July 17, 2024 · Declared Dead · + Add venue

"No code URL or promise found in abstract"

Evidence collected by the PWNC Scanner

Authors Jiaxin Wu, Chong-Wah Ngo, Wing-Kwong Chan, Sheng-Hua Zhong, Xiong-Yong Wei, Qing Li arXiv ID 2407.12341 Category cs.MM: Multimedia Citations 1 Last Checked 3 months ago

Abstract

Text-to-video retrieval answers user queries through searches based on concepts and embeddings. However, due to limitations in the size of the concept bank and the amount of training data, answering queries in the wild is not always effective because of the out-of-vocabulary problem.
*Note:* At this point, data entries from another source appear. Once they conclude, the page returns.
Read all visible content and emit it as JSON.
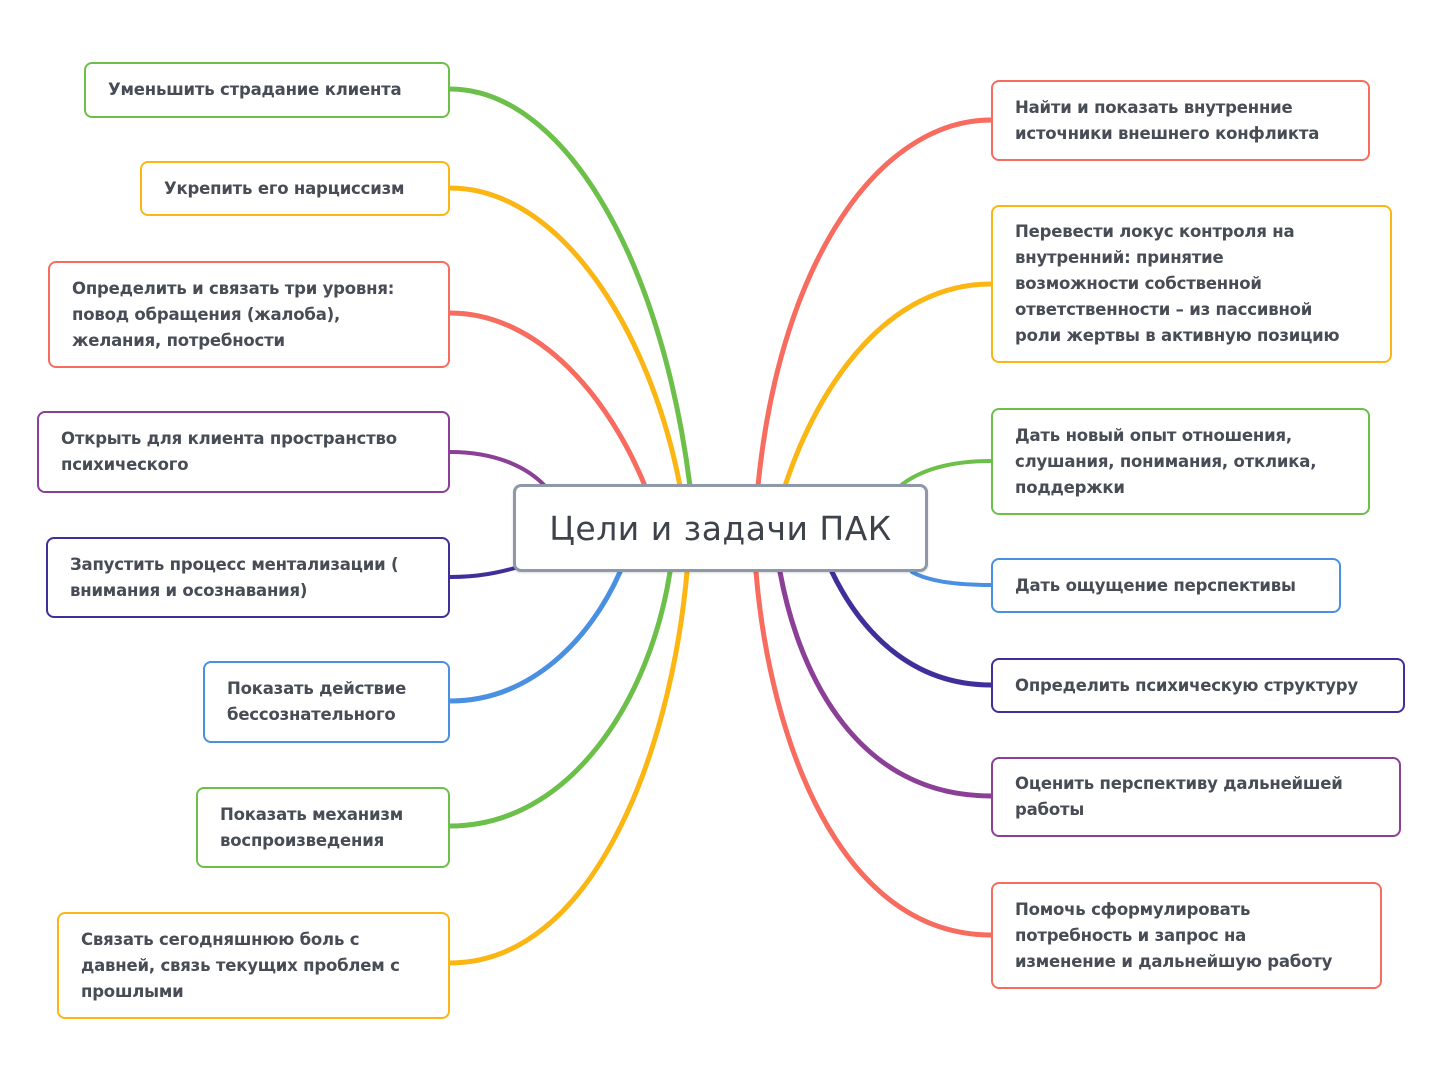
{
  "title": "Цели и задачи ПАК",
  "left": [
    {
      "text": "Уменьшить страдание клиента",
      "color": "#6cc04a"
    },
    {
      "text": "Укрепить его нарциссизм",
      "color": "#fbb614"
    },
    {
      "text": "Определить и связать три уровня:\nповод обращения (жалоба),\nжелания, потребности",
      "color": "#f76c5e"
    },
    {
      "text": "Открыть для клиента пространство\nпсихического",
      "color": "#8b3f96"
    },
    {
      "text": "Запустить процесс ментализации (\nвнимания и осознавания)",
      "color": "#3f2f9b"
    },
    {
      "text": "Показать действие\nбессознательного",
      "color": "#4a90e2"
    },
    {
      "text": "Показать механизм\nвоспроизведения",
      "color": "#6cc04a"
    },
    {
      "text": "Связать сегодняшнюю боль с\nдавней, связь текущих проблем с\nпрошлыми",
      "color": "#fbb614"
    }
  ],
  "right": [
    {
      "text": "Найти и показать внутренние\nисточники внешнего конфликта",
      "color": "#f76c5e"
    },
    {
      "text": "Перевести локус контроля на\nвнутренний: принятие\nвозможности собственной\nответственности – из пассивной\nроли жертвы в активную позицию",
      "color": "#fbb614"
    },
    {
      "text": "Дать новый опыт отношения,\nслушания, понимания, отклика,\nподдержки",
      "color": "#6cc04a"
    },
    {
      "text": "Дать ощущение перспективы",
      "color": "#4a90e2"
    },
    {
      "text": "Определить психическую структуру",
      "color": "#3f2f9b"
    },
    {
      "text": "Оценить перспективу дальнейшей\nработы",
      "color": "#8b3f96"
    },
    {
      "text": "Помочь сформулировать\nпотребность и запрос на\nизменение и дальнейшую работу",
      "color": "#f76c5e"
    }
  ]
}
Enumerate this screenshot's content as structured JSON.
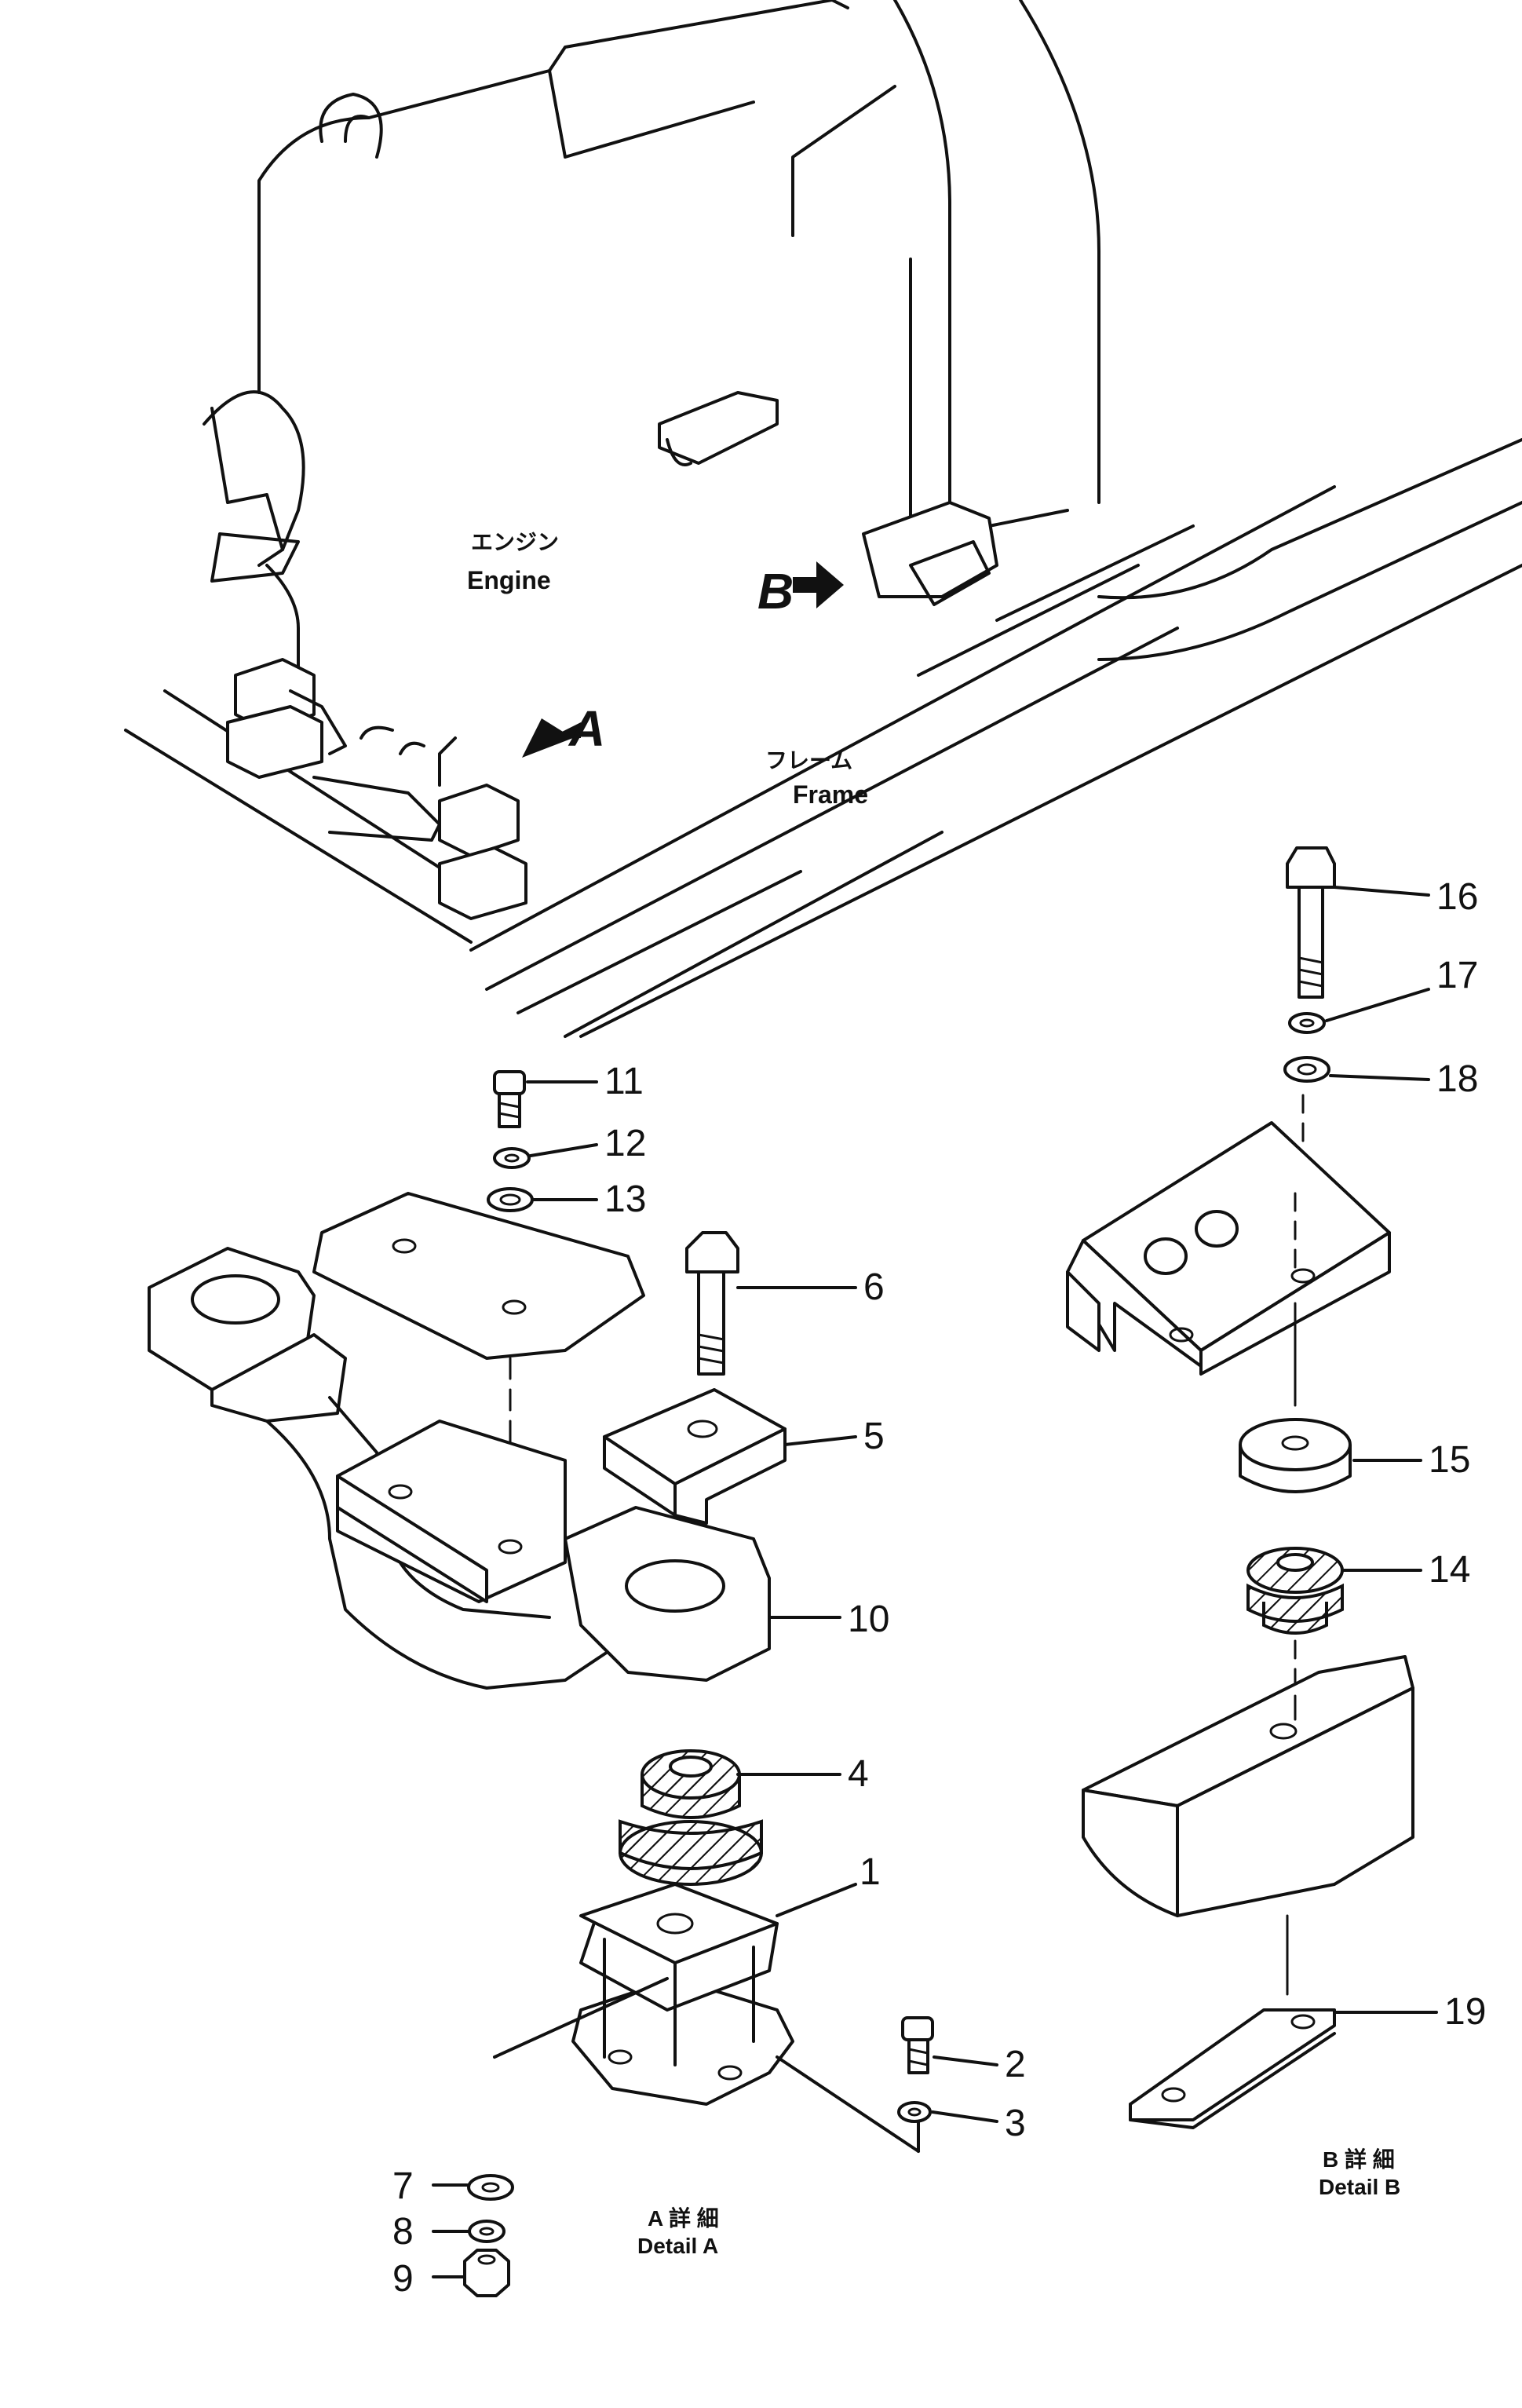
{
  "engine_label": {
    "ja": "エンジン",
    "en": "Engine"
  },
  "frame_label": {
    "ja": "フレーム",
    "en": "Frame"
  },
  "view_arrows": {
    "a": "A",
    "b": "B"
  },
  "detail_a": {
    "ja": "A 詳 細",
    "en": "Detail  A"
  },
  "detail_b": {
    "ja": "B 詳 細",
    "en": "Detail   B"
  },
  "callouts": {
    "p1": "1",
    "p2": "2",
    "p3": "3",
    "p4": "4",
    "p5": "5",
    "p6": "6",
    "p7": "7",
    "p8": "8",
    "p9": "9",
    "p10": "10",
    "p11": "11",
    "p12": "12",
    "p13": "13",
    "p14": "14",
    "p15": "15",
    "p16": "16",
    "p17": "17",
    "p18": "18",
    "p19": "19"
  }
}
Furthermore, neither concept-based nor embedding-based search can perform reasoning to consolidate search results for complex queries that include logical and spatial constraints. To address these challenges, we leverage large language models (LLMs) to paraphrase queries using text-to-text (T2T), text-to-image (T2I), and image-to-text (I2T) transformations. These transformations rephrase abstract concepts into simpler terms to mitigate the out-of-vocabulary problem. Additionally, complex relationships within a query can be decomposed into simpler sub-queries, improving retrieval performance by effectively fusing the search results of these sub-queries. To mitigate the issue of LLM hallucination, this paper also proposes a novel consistency-based verification strategy to filter out factually incorrect paraphrased queries. Extensive experiments are conducted for ad-hoc video search and known-item search on the TRECVid datasets. We provide empirical insights into how traditionally difficult-to-answer queries can be effectively resolved through query paraphrasing.